The killers — whoever they were, exactly — used automatic weapons and, Denton reports, a rocket-propelled grenade to kill three women and six children. I traveled to La Mora to report on the funerals for The Salt Lake Tribune. While I heard some of the details that the surviving children told their parents, Denton told me a lot of things I didn’t know about the bullets that flew through the desert and the horror seen by the kids.

The victims had citizenship in Mexico and the United States. Denton explains all the history that left northern Mexico with a Dutch oven stew of Mormonism.

There’s the Salt Lake City-based Church of Jesus Christ of Latter-day Saints, which officially abandoned polygamy in 1890 as a condition of Utah statehood and kicks out members found practicing it. Then, add in the fundamentalist Mormons who still let men marry multiple women and other types of independent Mormons in between.

Denton conducted scores of interviews and cited other reporters’ work. Despite that, she can offer only theories for the bloody ambush.

(Photo courtesy Kenny Miller) Maria Rhonita Miller holds twins Tiana (left) and Titus in 2019. All three, as well as 12-year-old Howie and 10-year-old Krystal, died Nov. 4, 2019, in a shooting near La Mora, Mexico.

The first is that the target was one of the mothers slain that day: Rhonita Miller.

“She was the only one that they burned alive,” Denton told me in an interview earlier this month, “that they used a rocket launcher [on]; that they videotaped it.”

Miller was also from the town of Colonia LeBaron, the destination the three families were traveling to that day and a community that had complex ties to all of Mexico’s factions. While La Mora had what one family member described as a “cordial relationship” with Guzmán’s Sinaloa Cartel, Colonia LeBaron had activists opposing the drug traffickers.

The LeBarons — as residents are known, even if their surnames aren’t LeBaron — also had poor relations with their neighbors over land and water. Denton describes how Colonia LeBaron wanted the government to do something about the corruption and violence. Advocates for native Mexicans accused the LeBarons of ignoring environmental laws to grow more Brussels sprouts, tomatillos and watermelons.

If your knowledge of Mexico comes from sipping margaritas in Cancun, you may have forgotten the country is fundamentally different from the United States. Drug cartels operate as nations within Mexican borders.
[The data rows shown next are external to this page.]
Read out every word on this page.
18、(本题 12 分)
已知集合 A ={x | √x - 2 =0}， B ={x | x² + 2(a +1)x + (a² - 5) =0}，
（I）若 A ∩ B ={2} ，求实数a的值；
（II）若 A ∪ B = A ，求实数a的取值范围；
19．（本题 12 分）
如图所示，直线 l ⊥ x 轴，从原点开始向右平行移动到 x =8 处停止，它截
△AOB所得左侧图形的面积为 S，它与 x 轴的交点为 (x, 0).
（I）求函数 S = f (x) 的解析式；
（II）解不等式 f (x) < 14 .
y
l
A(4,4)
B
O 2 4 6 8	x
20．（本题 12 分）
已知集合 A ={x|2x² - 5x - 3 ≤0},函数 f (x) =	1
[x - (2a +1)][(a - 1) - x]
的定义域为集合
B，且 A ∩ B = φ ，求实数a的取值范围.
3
Politics in Mexico City on down to municipal governments are intertwined with opposition to — and cooperation with — the traffickers.

Denton spells out all the ways Colonia LeBaron’s conflicts could have birthed the massacre. She even floats the idea that someone in Colonia LeBaron could have worked with the cartels to perpetrate the massacre to settle old Mormon grievances.
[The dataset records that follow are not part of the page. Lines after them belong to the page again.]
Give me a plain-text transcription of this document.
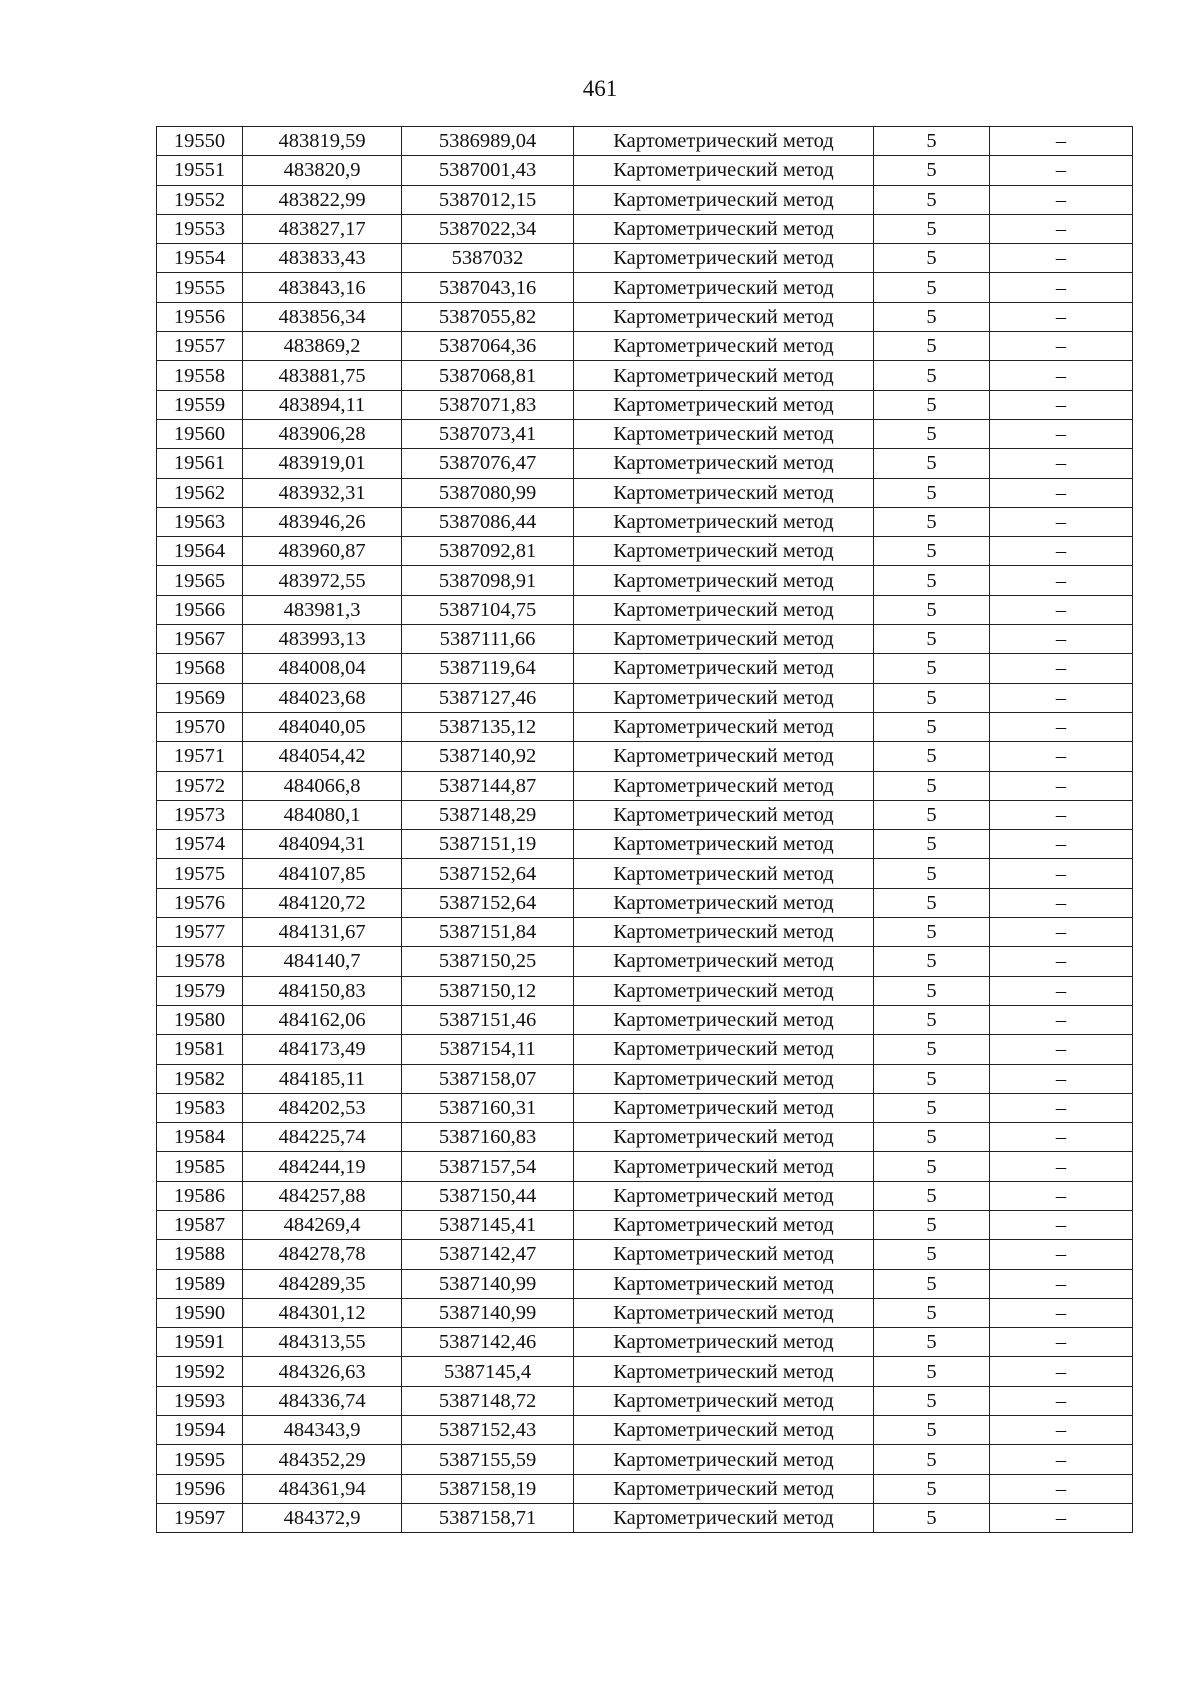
461
19550	483819,59	5386989,04	Картометрический метод	5	–
19551	483820,9	5387001,43	Картометрический метод	5	–
19552	483822,99	5387012,15	Картометрический метод	5	–
19553	483827,17	5387022,34	Картометрический метод	5	–
19554	483833,43	5387032	Картометрический метод	5	–
19555	483843,16	5387043,16	Картометрический метод	5	–
19556	483856,34	5387055,82	Картометрический метод	5	–
19557	483869,2	5387064,36	Картометрический метод	5	–
19558	483881,75	5387068,81	Картометрический метод	5	–
19559	483894,11	5387071,83	Картометрический метод	5	–
19560	483906,28	5387073,41	Картометрический метод	5	–
19561	483919,01	5387076,47	Картометрический метод	5	–
19562	483932,31	5387080,99	Картометрический метод	5	–
19563	483946,26	5387086,44	Картометрический метод	5	–
19564	483960,87	5387092,81	Картометрический метод	5	–
19565	483972,55	5387098,91	Картометрический метод	5	–
19566	483981,3	5387104,75	Картометрический метод	5	–
19567	483993,13	5387111,66	Картометрический метод	5	–
19568	484008,04	5387119,64	Картометрический метод	5	–
19569	484023,68	5387127,46	Картометрический метод	5	–
19570	484040,05	5387135,12	Картометрический метод	5	–
19571	484054,42	5387140,92	Картометрический метод	5	–
19572	484066,8	5387144,87	Картометрический метод	5	–
19573	484080,1	5387148,29	Картометрический метод	5	–
19574	484094,31	5387151,19	Картометрический метод	5	–
19575	484107,85	5387152,64	Картометрический метод	5	–
19576	484120,72	5387152,64	Картометрический метод	5	–
19577	484131,67	5387151,84	Картометрический метод	5	–
19578	484140,7	5387150,25	Картометрический метод	5	–
19579	484150,83	5387150,12	Картометрический метод	5	–
19580	484162,06	5387151,46	Картометрический метод	5	–
19581	484173,49	5387154,11	Картометрический метод	5	–
19582	484185,11	5387158,07	Картометрический метод	5	–
19583	484202,53	5387160,31	Картометрический метод	5	–
19584	484225,74	5387160,83	Картометрический метод	5	–
19585	484244,19	5387157,54	Картометрический метод	5	–
19586	484257,88	5387150,44	Картометрический метод	5	–
19587	484269,4	5387145,41	Картометрический метод	5	–
19588	484278,78	5387142,47	Картометрический метод	5	–
19589	484289,35	5387140,99	Картометрический метод	5	–
19590	484301,12	5387140,99	Картометрический метод	5	–
19591	484313,55	5387142,46	Картометрический метод	5	–
19592	484326,63	5387145,4	Картометрический метод	5	–
19593	484336,74	5387148,72	Картометрический метод	5	–
19594	484343,9	5387152,43	Картометрический метод	5	–
19595	484352,29	5387155,59	Картометрический метод	5	–
19596	484361,94	5387158,19	Картометрический метод	5	–
19597	484372,9	5387158,71	Картометрический метод	5	–
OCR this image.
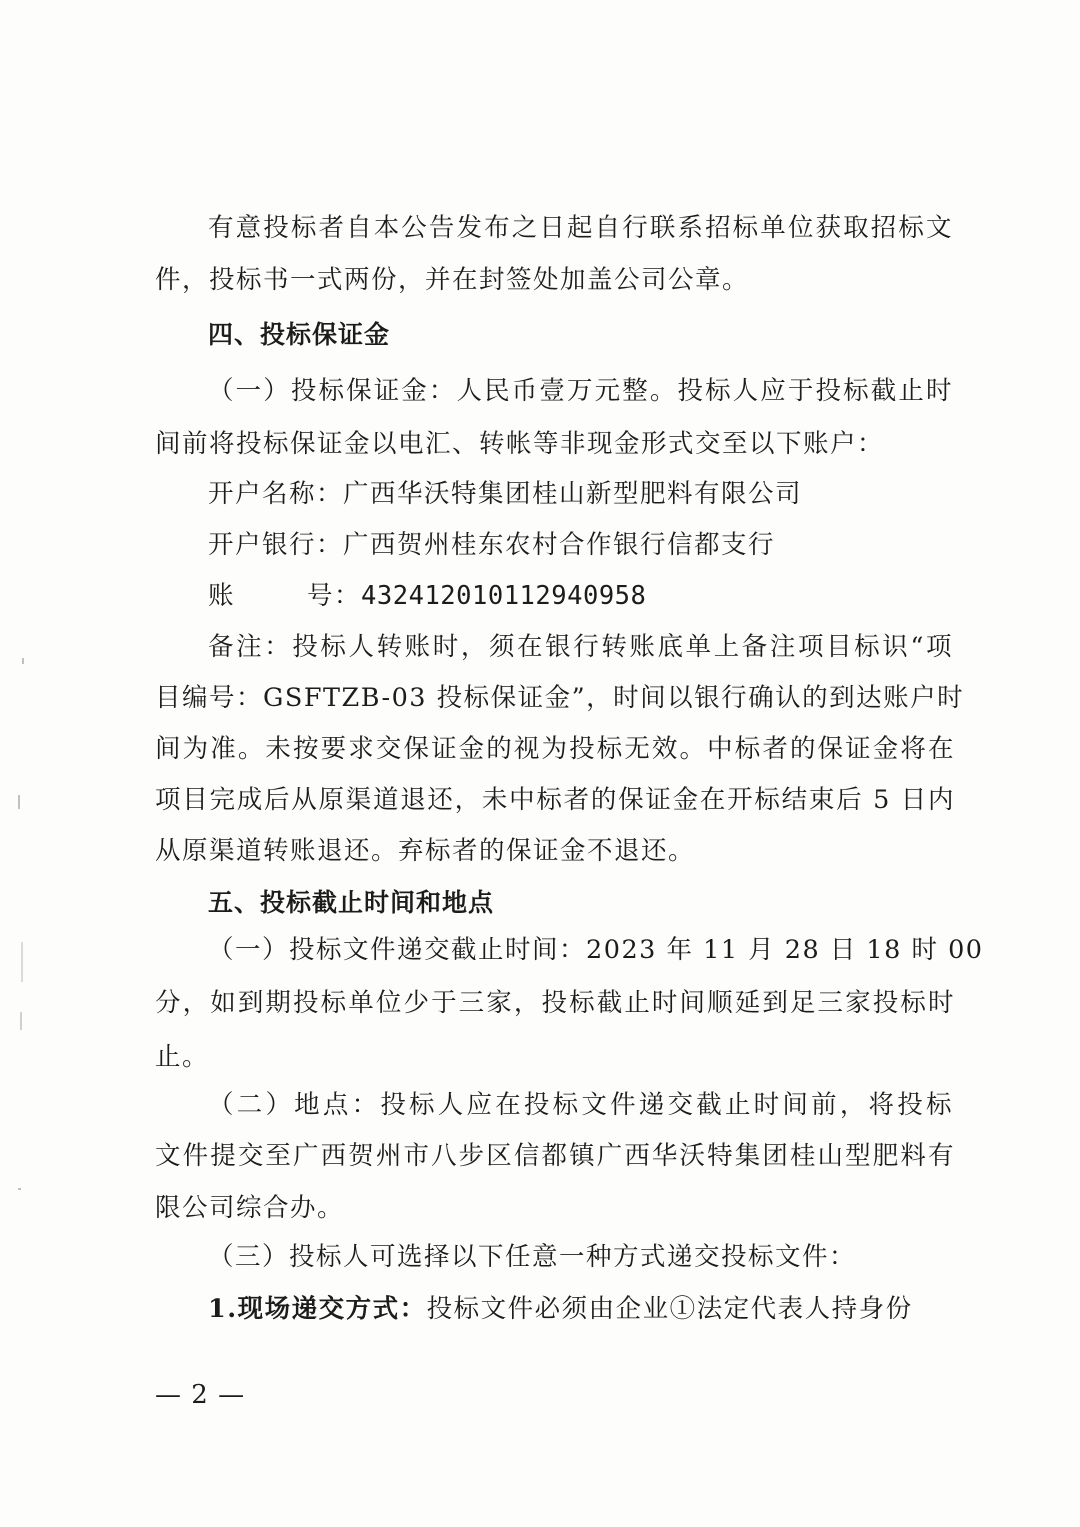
有意投标者自本公告发布之日起自行联系招标单位获取招标文
件，投标书一式两份，并在封签处加盖公司公章。
四、投标保证金
（一）投标保证金：人民币壹万元整。投标人应于投标截止时
间前将投标保证金以电汇、转帐等非现金形式交至以下账户：
开户名称：广西华沃特集团桂山新型肥料有限公司
开户银行：广西贺州桂东农村合作银行信都支行
账	号：432412010112940958
备注：投标人转账时，须在银行转账底单上备注项目标识“项
目编号：GSFTZB-03 投标保证金”，时间以银行确认的到达账户时
间为准。未按要求交保证金的视为投标无效。中标者的保证金将在
项目完成后从原渠道退还，未中标者的保证金在开标结束后 5 日内
从原渠道转账退还。弃标者的保证金不退还。
五、投标截止时间和地点
（一）投标文件递交截止时间：2023 年 11 月 28 日 18 时 00
分，如到期投标单位少于三家，投标截止时间顺延到足三家投标时
止。
（二）地点：投标人应在投标文件递交截止时间前，将投标
文件提交至广西贺州市八步区信都镇广西华沃特集团桂山型肥料有
限公司综合办。
（三）投标人可选择以下任意一种方式递交投标文件：
1.现场递交方式：投标文件必须由企业①法定代表人持身份
— 2 —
“When it came down to it,” Denton told me, “the LeBarons don’t have a lot of friends down there.”

(Trent Nelson | The Salt Lake Tribune) David Langford speaks at the funeral for Dawna Langford and two of her children, Trevor and Rogan, in La Mora, Sonora on Thursday Nov. 7, 2019.
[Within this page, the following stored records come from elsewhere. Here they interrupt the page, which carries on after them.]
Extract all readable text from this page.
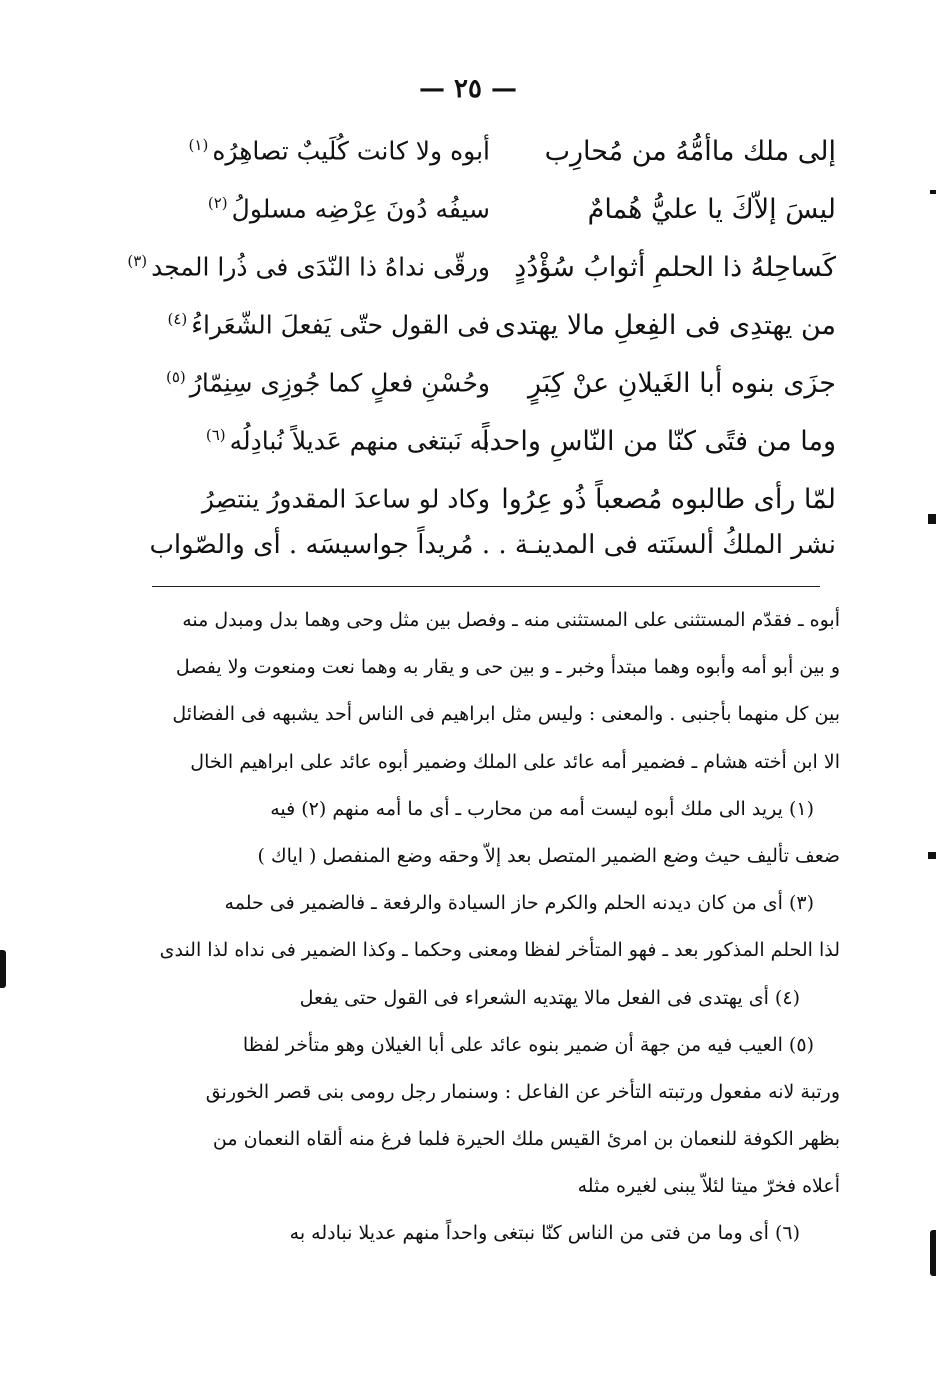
— ٢٥ —
إلى ملك ماأمُّهُ من مُحارِب
أبوه ولا كانت كُلَيبٌ تصاهِرُه$^{(١)}$
ليسَ إلاّكَ يا عليُّ هُمامٌ
سيفُه دُونَ عِرْضِه مسلولُ$^{(٢)}$
كَساحِلهُ ذا الحلمِ أثوابُ سُؤْدُدٍ
ورقّى نداهُ ذا النّدَى فى ذُرا المجد$^{(٣)}$
من يهتدِى فى الفِعلِ مالا يهتدى
فى القول حتّى يَفعلَ الشّعَراءُ$^{(٤)}$
جزَى بنوه أبا الغَيلانِ عنْ كِبَرٍ
وحُسْنِ فعلٍ كما جُوزِى سِنِمّارُ$^{(٥)}$
وما من فتًى كنّا من النّاسِ واحداً
به نَبتغى منهم عَديلاً نُبادِلُه$^{(٦)}$
لمّا رأى طالبوه مُصعباً ذُو عِرُوا
وكاد لو ساعدَ المقدورُ ينتصِرُ
نشر الملكُ ألسنَته فى المدينـة . . مُريداً جواسيسَه . أى والصّواب
أبوه ـ فقدّم المستثنى على المستثنى منه ـ وفصل بين مثل وحى وهما بدل ومبدل منه
و بين أبو أمه وأبوه وهما مبتدأ وخبر ـ و بين حى و يقار به وهما نعت ومنعوت ولا يفصل
بين كل منهما بأجنبى . والمعنى : وليس مثل ابراهيم فى الناس أحد يشبهه فى الفضائل
الا ابن أخته هشام ـ فضمير أمه عائد على الملك وضمير أبوه عائد على ابراهيم الخال
(١) يريد الى ملك أبوه ليست أمه من محارب ـ أى ما أمه منهم (٢) فيه
ضعف تأليف حيث وضع الضمير المتصل بعد إلاّ وحقه وضع المنفصل ( اياك )
(٣) أى من كان ديدنه الحلم والكرم حاز السيادة والرفعة ـ فالضمير فى حلمه
لذا الحلم المذكور بعد ـ فهو المتأخر لفظا ومعنى وحكما ـ وكذا الضمير فى نداه لذا الندى
(٤) أى يهتدى فى الفعل مالا يهتديه الشعراء فى القول حتى يفعل
(٥) العيب فيه من جهة أن ضمير بنوه عائد على أبا الغيلان وهو متأخر لفظا
ورتبة لانه مفعول ورتبته التأخر عن الفاعل : وسنمار رجل رومى بنى قصر الخورنق
بظهر الكوفة للنعمان بن امرئ القيس ملك الحيرة فلما فرغ منه ألقاه النعمان من
أعلاه فخرّ ميتا لئلاّ يبنى لغيره مثله
(٦) أى وما من فتى من الناس كنّا نبتغى واحداً منهم عديلا نبادله به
When I called David Langford this month to ask why he thought one of his wives, Dawna, and two of his sons, 11-year-old Trevor and 2-year-old Rogan, were gunned down, he didn’t believe anyone in Colonia LeBaron could have cooperated with the cartels.

“There’s no shred of evidence,” he said, “to support a theory like that.”

His theory is that it had to do with a lithium mine scheduled to begin production in 2024 about 75 miles south of La Mora.

Langford’s idea is a little hard to track, but the short version is that someone in the Mexican government perpetrated the killings to boost support for a better road leading to the mine. Denton doesn’t address that possibility in “The Colony.”

(Trent Nelson | The Salt Lake Tribune) Two boys are coated in dust as dirt is shoveled after the funeral for Dawna Langford and two of her children, Trevor and Rogan, in La Mora, Sonora, on Thursday, Nov. 7, 2019.

Langford said his surviving children are doing well. They now live near Colorado City, Ariz. He says about 15 to 20 other families moved out of La Mora, too.

At least 30 people have been arrested in connection with the assault, Langford and Denton both told me. No one has yet been convicted of murder.